China 'Strongly Dissatisfied' With U.S. Probe Into Aluminum Dumping

China is “strongly dissatisfied” with the U.S. Department of Commerce’s investigation into Chinese exports of common alloy aluminum sheets, the Ministry of Commerce said in a statement published Wednesday evening.
The ministry’s dissatisfaction stems from what it sees as a protectionist move by the U.S., the statement said.
In a statement Tuesday, the Department of Commerce said it had “self-initiated” investigations into Chinese common alloy aluminum sheets, commonly used in cars and the industrial sector. These imports to the U.S. totaled $603.6 million in 2016.
The statement said the probe will focus on two aspects: whether Chinese exporters sold alloy sheets in the U.S. at less than their fair value, a practice known as “dumping,” and whether U.S. producers suffered damages because their Chinese counterparts received subsidies, or so-called “countervailing duties.”

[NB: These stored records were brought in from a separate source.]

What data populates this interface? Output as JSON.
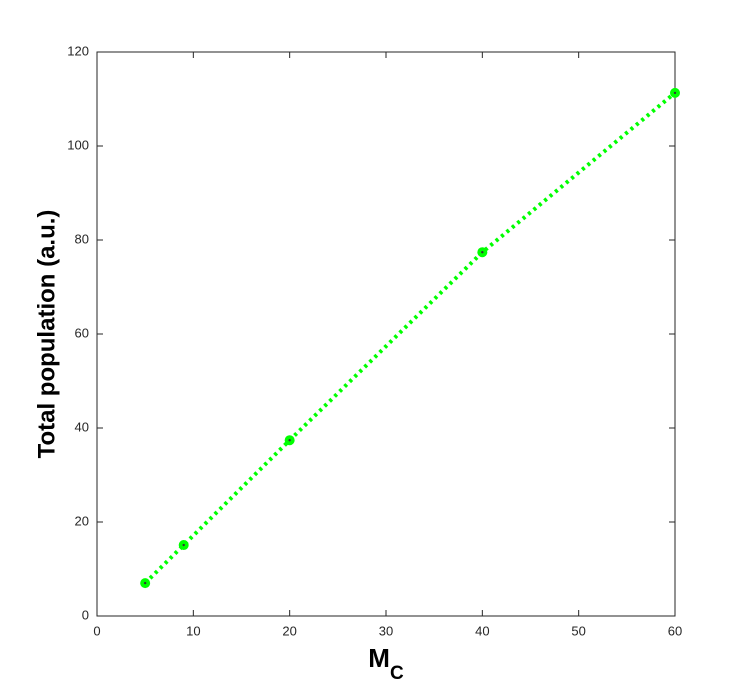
{
  "chart_data": {
    "type": "line",
    "xlabel": "M",
    "xlabel_subscript": "C",
    "ylabel": "Total population (a.u.)",
    "x": [
      5,
      9,
      20,
      40,
      60
    ],
    "series": [
      {
        "color": "#00ff00",
        "values": [
          7.0,
          15.1,
          37.4,
          77.4,
          111.3
        ]
      }
    ],
    "xlim": [
      0,
      60
    ],
    "xticks": [
      0,
      10,
      20,
      30,
      40,
      50,
      60
    ],
    "ylim": [
      0,
      120
    ],
    "yticks": [
      0,
      20,
      40,
      60,
      80,
      100,
      120
    ]
  }
}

The two countries’ aluminum industries are reciprocally complementary, Wang Maojun, director of the Ministry of Commerce’s Trade Remedy and Investigation Bureau said in the statement.
“The intervention in the trade of aluminum products will hurt the interests of both parties,” he added. China will take any countermeasures necessary to protect the rights of Chinese firms, Wang said.

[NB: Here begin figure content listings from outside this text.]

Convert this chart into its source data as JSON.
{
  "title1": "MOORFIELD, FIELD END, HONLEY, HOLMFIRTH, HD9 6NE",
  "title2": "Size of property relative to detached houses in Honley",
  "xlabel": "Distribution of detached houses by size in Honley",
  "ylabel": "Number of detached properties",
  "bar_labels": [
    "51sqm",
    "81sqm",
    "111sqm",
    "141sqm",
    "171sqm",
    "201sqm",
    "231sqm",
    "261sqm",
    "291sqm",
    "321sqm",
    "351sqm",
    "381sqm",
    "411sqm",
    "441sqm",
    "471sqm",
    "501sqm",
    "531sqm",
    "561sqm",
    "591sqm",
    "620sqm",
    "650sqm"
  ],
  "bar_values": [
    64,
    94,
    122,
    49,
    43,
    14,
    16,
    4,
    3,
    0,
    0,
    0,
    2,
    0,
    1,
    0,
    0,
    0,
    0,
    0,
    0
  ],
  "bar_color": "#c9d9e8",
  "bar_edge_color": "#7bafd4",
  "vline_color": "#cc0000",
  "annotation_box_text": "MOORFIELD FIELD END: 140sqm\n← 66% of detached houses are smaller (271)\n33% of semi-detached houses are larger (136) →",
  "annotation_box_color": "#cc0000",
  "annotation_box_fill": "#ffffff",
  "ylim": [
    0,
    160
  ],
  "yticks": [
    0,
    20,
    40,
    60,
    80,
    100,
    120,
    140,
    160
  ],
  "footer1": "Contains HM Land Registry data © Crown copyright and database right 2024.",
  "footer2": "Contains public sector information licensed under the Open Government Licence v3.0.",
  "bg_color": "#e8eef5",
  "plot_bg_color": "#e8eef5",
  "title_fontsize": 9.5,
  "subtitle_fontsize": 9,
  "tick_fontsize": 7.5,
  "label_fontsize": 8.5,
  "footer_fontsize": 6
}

Trade has always been a contentious topic in China-U.S. relations. Late last month, the U.S. slapped preliminary anti-dumping tariffs on foil from China — also on anti-dumping grounds. China had said it had “strong dissatisfaction” with the U.S. decision.

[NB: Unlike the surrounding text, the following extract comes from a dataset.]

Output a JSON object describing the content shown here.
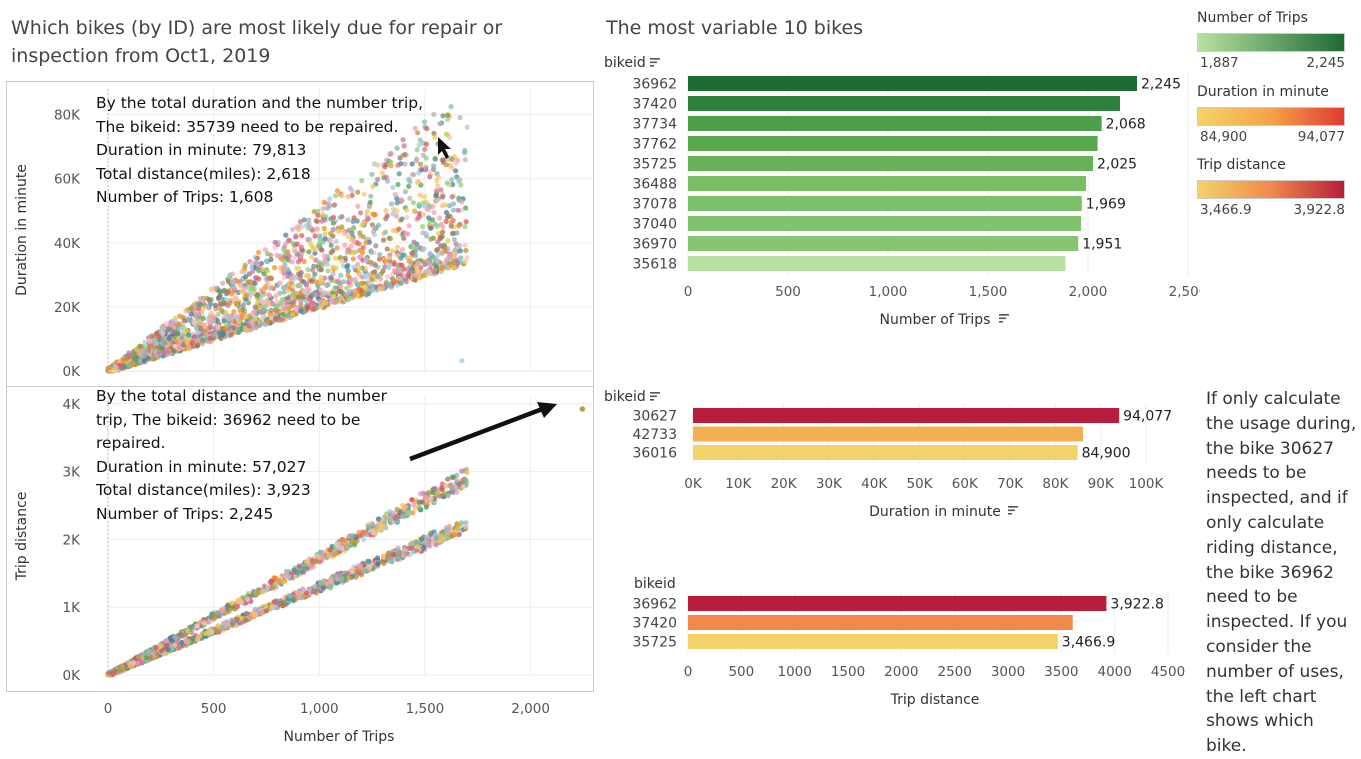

During U.S. President Donald Trump’s state visit to China earlier in November, he reiterated the need for China to open its markets to U.S. investment and products more widely, in part to reduce China’s large surplus in one of the world’s most important trade relationships.
The Department of Commerce said this is its third “self-initiated” trade investigation over the past three decades. In 1985, it initiated an anti-dumping duty investigation over semiconductors produced in Japan; and then in 1991, it began a countervailing duty investigation over softwood lumber from Canada.
“President Trump made it clear from day one that unfair trade practices will not be tolerated under this administration, and today we take one more step in fulfilling that promise,” U.S. Secretary of Commerce Wilbur Ross said in the statement.
This article has been updated to include the Chinese government's response.